Time Complexity: For per test case, time complexity is O(N × Q).
Subtask 2:
In subtask 2, there will be at most 10 distinct values. We will work with these values. We will declare a vector for every distinct value. In the vector we will store the index in which index the value is exist. For every query we will count the number of index in the sub-segment [L - R] in a vector. We can find it easily with binary search. If this value is val and it's counter is cnt, we will add |X - val| × cnt to the result. We will do this for every vector. The values are so big, so we will do the work with the compress value.

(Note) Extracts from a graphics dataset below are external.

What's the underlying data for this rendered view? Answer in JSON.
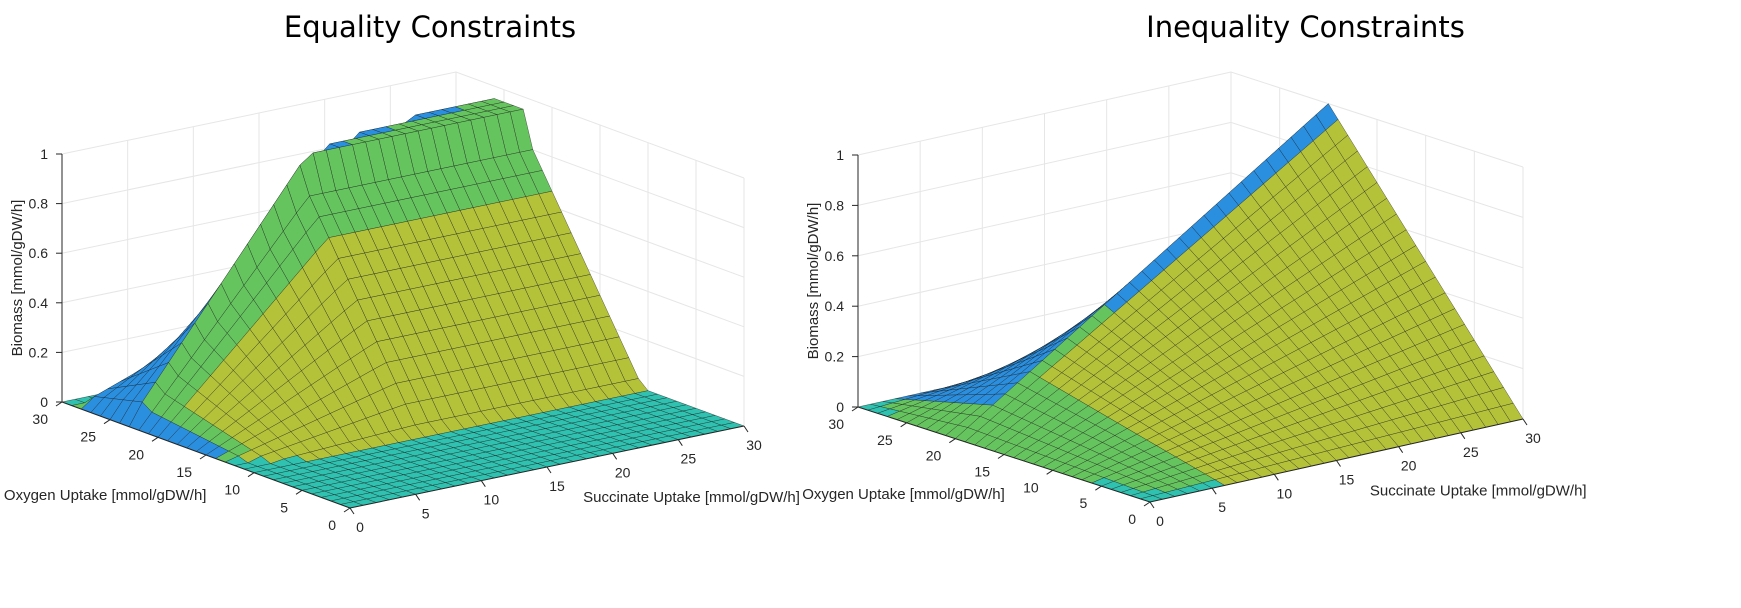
{
  "colors": {
    "blue": "#2b8fe0",
    "teal": "#2fc2b0",
    "green": "#66c45e",
    "olive": "#b4c23a",
    "yellow": "#f2bb32",
    "grid": "#e6e6e6",
    "axis": "#262626"
  },
  "chart_data": [
    {
      "type": "surface",
      "title": "Equality Constraints",
      "xlabel": "Succinate Uptake [mmol/gDW/h]",
      "ylabel": "Oxygen Uptake [mmol/gDW/h]",
      "zlabel": "Biomass [mmol/gDW/h]",
      "xlim": [
        0,
        30
      ],
      "ylim": [
        0,
        30
      ],
      "zlim": [
        0,
        1
      ],
      "xticks": [
        "0",
        "5",
        "10",
        "15",
        "20",
        "25",
        "30"
      ],
      "yticks": [
        "0",
        "5",
        "10",
        "15",
        "20",
        "25",
        "30"
      ],
      "zticks": [
        "0",
        "0.2",
        "0.4",
        "0.6",
        "0.8",
        "1"
      ],
      "grid": true,
      "mesh_resolution": 31,
      "surface": "biomass rises with succinate uptake up to a ridge near oxygen 20–25 (peak ~0.95 at succinate 30); outside the feasible oxygen/succinate band the equality-constrained biomass is 0 (flat teal floor), with a jagged yellow fringe along the edge near high succinate / low oxygen"
    },
    {
      "type": "surface",
      "title": "Inequality Constraints",
      "xlabel": "Succinate Uptake [mmol/gDW/h]",
      "ylabel": "Oxygen Uptake [mmol/gDW/h]",
      "zlabel": "Biomass [mmol/gDW/h]",
      "xlim": [
        0,
        30
      ],
      "ylim": [
        0,
        30
      ],
      "zlim": [
        0,
        1
      ],
      "xticks": [
        "0",
        "5",
        "10",
        "15",
        "20",
        "25",
        "30"
      ],
      "yticks": [
        "0",
        "5",
        "10",
        "15",
        "20",
        "25",
        "30"
      ],
      "zticks": [
        "0",
        "0.2",
        "0.4",
        "0.6",
        "0.8",
        "1"
      ],
      "grid": true,
      "mesh_resolution": 31,
      "surface": "pyramid-like surface: biomass rises with both succinate and oxygen uptake, peaking near 1.0 at succinate 30 / oxygen 20"
    }
  ]
}
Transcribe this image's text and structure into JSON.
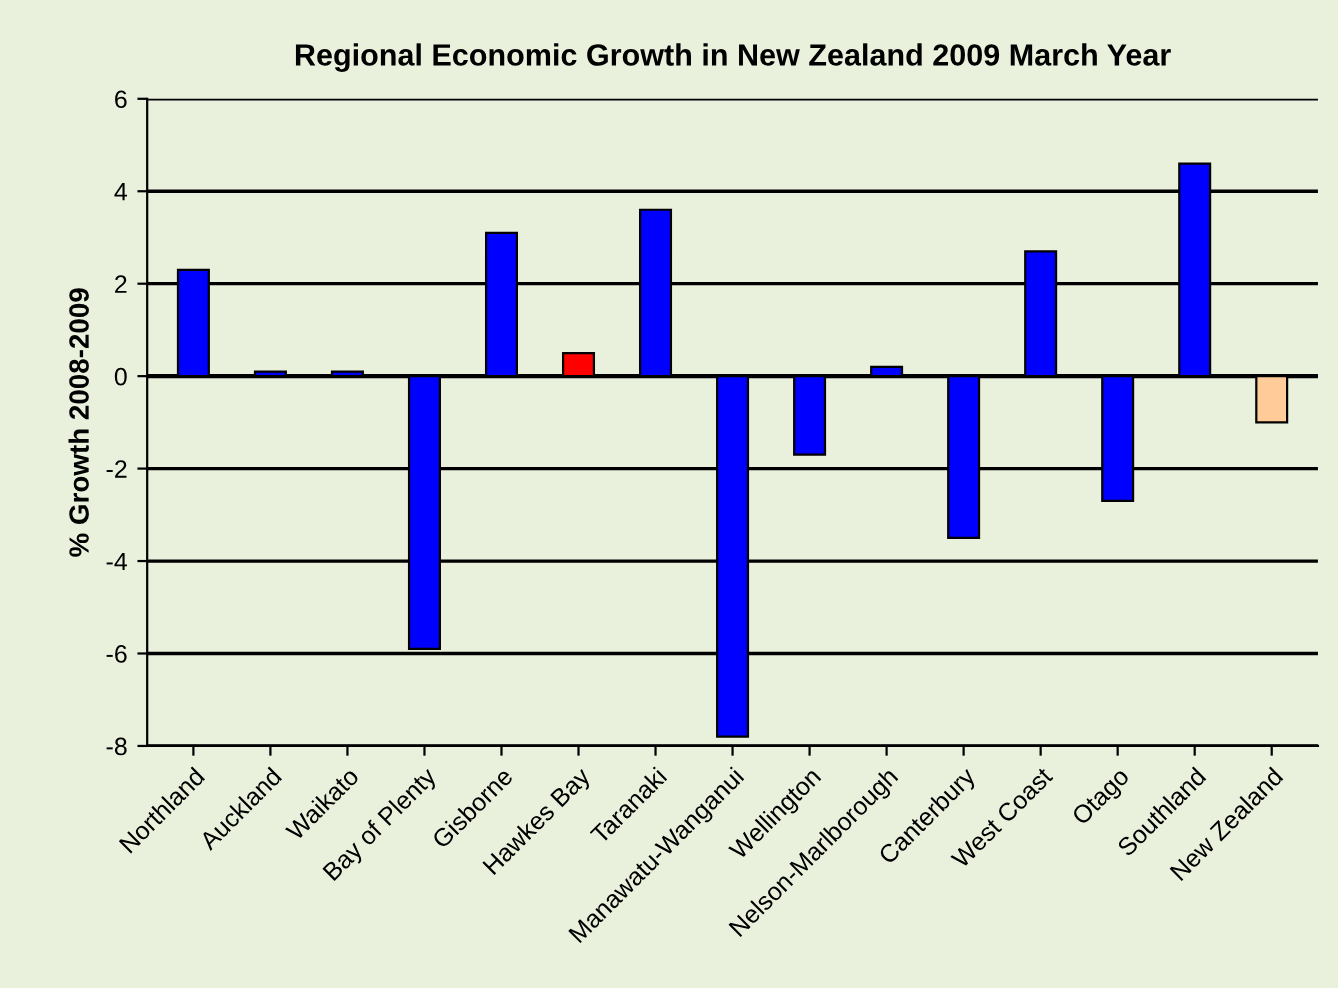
{
  "chart_data": {
    "type": "bar",
    "title": "Regional Economic Growth in New Zealand 2009 March Year",
    "ylabel": "% Growth 2008-2009",
    "categories": [
      "Northland",
      "Auckland",
      "Waikato",
      "Bay of Plenty",
      "Gisborne",
      "Hawkes Bay",
      "Taranaki",
      "Manawatu-Wanganui",
      "Wellington",
      "Nelson-Marlborough",
      "Canterbury",
      "West Coast",
      "Otago",
      "Southland",
      "New Zealand"
    ],
    "values": [
      2.3,
      0.1,
      0.1,
      -5.9,
      3.1,
      0.5,
      3.6,
      -7.8,
      -1.7,
      0.2,
      -3.5,
      2.7,
      -2.7,
      4.6,
      -1.0
    ],
    "colors": [
      "#0000ff",
      "#0000ff",
      "#0000ff",
      "#0000ff",
      "#0000ff",
      "#ff0000",
      "#0000ff",
      "#0000ff",
      "#0000ff",
      "#0000ff",
      "#0000ff",
      "#0000ff",
      "#0000ff",
      "#0000ff",
      "#ffcc99"
    ],
    "ylim": [
      -8,
      6
    ],
    "yticks": [
      -8,
      -6,
      -4,
      -2,
      0,
      2,
      4,
      6
    ],
    "grid": "y"
  }
}
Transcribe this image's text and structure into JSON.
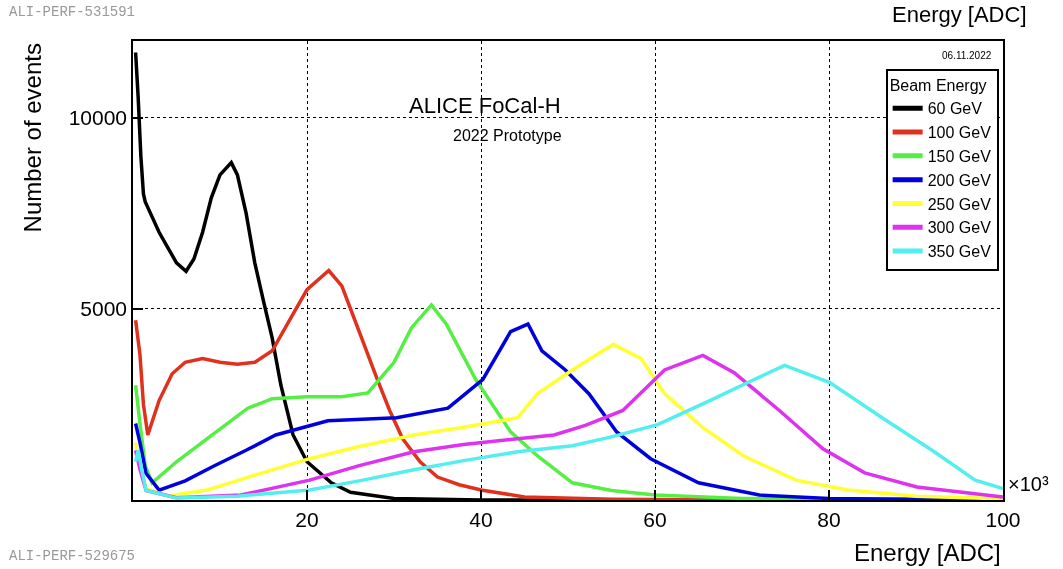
{
  "chart_data": {
    "type": "line",
    "title": "ALICE FoCal-H",
    "subtitle": "2022 Prototype",
    "xlabel": "Energy [ADC]",
    "ylabel": "Number of events",
    "legend_title": "Beam Energy",
    "annotations": [
      "06.11.2022",
      "ALI-PERF-529675",
      "ALI-PERF-531591",
      "Energy [ADC]",
      "×10³"
    ],
    "xlim": [
      0,
      100
    ],
    "xticks": [
      20,
      40,
      60,
      80,
      100
    ],
    "ylim": [
      0,
      12000
    ],
    "yticks": [
      5000,
      10000
    ],
    "grid": true,
    "legend": "top right",
    "line_style": "solid",
    "series": [
      {
        "name": "60 GeV",
        "color": "#000000",
        "x": [
          0.3,
          0.6,
          0.9,
          1.2,
          1.4,
          2,
          3,
          4,
          5,
          6.1,
          7,
          8,
          9,
          10,
          11.3,
          12,
          13,
          14,
          15,
          16,
          17,
          18.4,
          20,
          22.8,
          25,
          30,
          40,
          60,
          80,
          100
        ],
        "values": [
          11700,
          10500,
          9000,
          8000,
          7800,
          7500,
          7000,
          6600,
          6200,
          5980,
          6300,
          7000,
          7900,
          8500,
          8820,
          8500,
          7500,
          6200,
          5200,
          4230,
          3000,
          1700,
          1000,
          450,
          200,
          40,
          0,
          0,
          0,
          0
        ]
      },
      {
        "name": "100 GeV",
        "color": "#e0301e",
        "x": [
          0.3,
          0.8,
          1.2,
          1.7,
          3,
          4.5,
          6,
          8,
          10,
          12,
          14,
          16,
          18,
          20,
          22.5,
          24,
          26,
          28,
          29.5,
          31,
          33,
          35,
          37.5,
          40,
          45,
          55,
          70,
          100
        ],
        "values": [
          4700,
          3800,
          2500,
          1700,
          2600,
          3300,
          3600,
          3700,
          3600,
          3550,
          3600,
          3900,
          4700,
          5500,
          6000,
          5600,
          4400,
          3200,
          2340,
          1600,
          1000,
          600,
          400,
          260,
          80,
          20,
          0,
          0
        ]
      },
      {
        "name": "150 GeV",
        "color": "#55ee44",
        "x": [
          0.3,
          0.8,
          1.4,
          2.2,
          5,
          8.5,
          13.2,
          16,
          20,
          24,
          27,
          30,
          32,
          34.3,
          36,
          39.4,
          43.4,
          46.5,
          50.5,
          55,
          60,
          70,
          100
        ],
        "values": [
          3000,
          2000,
          900,
          450,
          1000,
          1600,
          2400,
          2650,
          2700,
          2700,
          2800,
          3600,
          4500,
          5100,
          4600,
          3150,
          1780,
          1150,
          450,
          250,
          130,
          40,
          0
        ]
      },
      {
        "name": "200 GeV",
        "color": "#0000dd",
        "x": [
          0.3,
          0.8,
          1.5,
          3,
          6,
          9.3,
          13,
          16.4,
          22.4,
          30.3,
          36.2,
          40.2,
          43.4,
          45.4,
          47,
          49.7,
          52.4,
          55.6,
          59.5,
          65,
          72,
          80,
          100
        ],
        "values": [
          2000,
          1500,
          700,
          260,
          500,
          890,
          1300,
          1700,
          2070,
          2150,
          2400,
          3150,
          4400,
          4600,
          3900,
          3400,
          2780,
          1780,
          1080,
          450,
          130,
          40,
          0
        ]
      },
      {
        "name": "250 GeV",
        "color": "#ffff33",
        "x": [
          0.3,
          0.8,
          1.5,
          4,
          8.5,
          14,
          20.3,
          26,
          32.3,
          38,
          44.2,
          46.5,
          50.5,
          55.2,
          58.4,
          61.1,
          65.5,
          70.2,
          76.2,
          82.2,
          90,
          100
        ],
        "values": [
          1500,
          900,
          300,
          100,
          260,
          650,
          1080,
          1400,
          1700,
          1900,
          2150,
          2780,
          3400,
          4070,
          3700,
          2780,
          1890,
          1150,
          520,
          260,
          100,
          30
        ]
      },
      {
        "name": "300 GeV",
        "color": "#dd33ee",
        "x": [
          0.3,
          0.8,
          1.5,
          5,
          12.4,
          20.3,
          26,
          32.3,
          38,
          44.2,
          48.4,
          52,
          56.3,
          61.1,
          65.5,
          69.1,
          74.3,
          79.3,
          84.1,
          90.1,
          100
        ],
        "values": [
          1300,
          800,
          250,
          60,
          130,
          520,
          900,
          1260,
          1450,
          1600,
          1700,
          1950,
          2340,
          3400,
          3780,
          3330,
          2340,
          1340,
          710,
          340,
          80
        ]
      },
      {
        "name": "350 GeV",
        "color": "#55eeee",
        "x": [
          0.3,
          0.6,
          1,
          1.5,
          5,
          12,
          20.3,
          26,
          32.3,
          38,
          44.2,
          50.5,
          55,
          60.3,
          66.3,
          71.4,
          74.9,
          80.1,
          86.1,
          92.1,
          96.8,
          100
        ],
        "values": [
          1000,
          1300,
          790,
          250,
          50,
          100,
          260,
          500,
          790,
          1030,
          1260,
          1420,
          1650,
          1970,
          2600,
          3150,
          3520,
          3070,
          2150,
          1260,
          520,
          300
        ]
      }
    ]
  }
}
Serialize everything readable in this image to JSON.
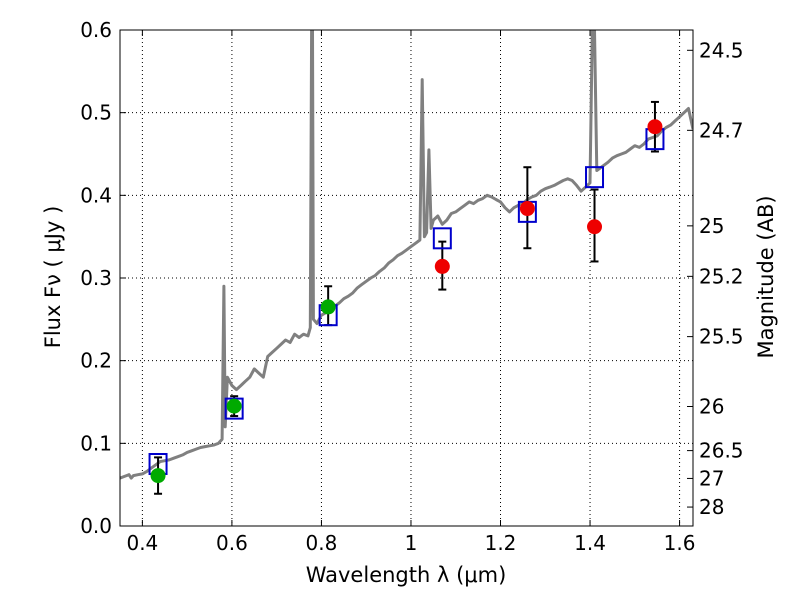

Time Complexity: For per test case, time complexity is O(Q × D × Log2N), where D = Number of distinct values.
Subtask 3:
To solve subtask 3, we have to use data-structure. We will solve the problem using the segment tree. At first we will build a segment tree. In every node of the segment tree there are two vectors. In the first vector we will store the values of the array A sorted in ascending order in a certain range (current range in the segment tree). It is also called "Merge sort tree".
Now, we will see how can we get the result from this tree. For every query, we will travers the segment tree. We will start traversing from the root node, and we will go down with the child node. If a range of any node is inside the query range, we will work with this node. We will find the number of value which is smaller than X and the numer of value which is bigger than X in the vector in which we have stored the values in sorted order. As the values are sorted, we can find it with binary search. Then we will add |Ps - X × S| + |Pb - X × B| to the result and return from this node.
Here,
S = Number of values smaller than X.
B = Number of values bigger than X.
Ps = Summation of values smaller than X.
Pb = Summation of values bigger than X.
We will find the summation of smaller and bigger values than X from the prefix sum.
Time Complexity: For per test case, time complexity is O(N × Log2N + Q × (Log2N)2).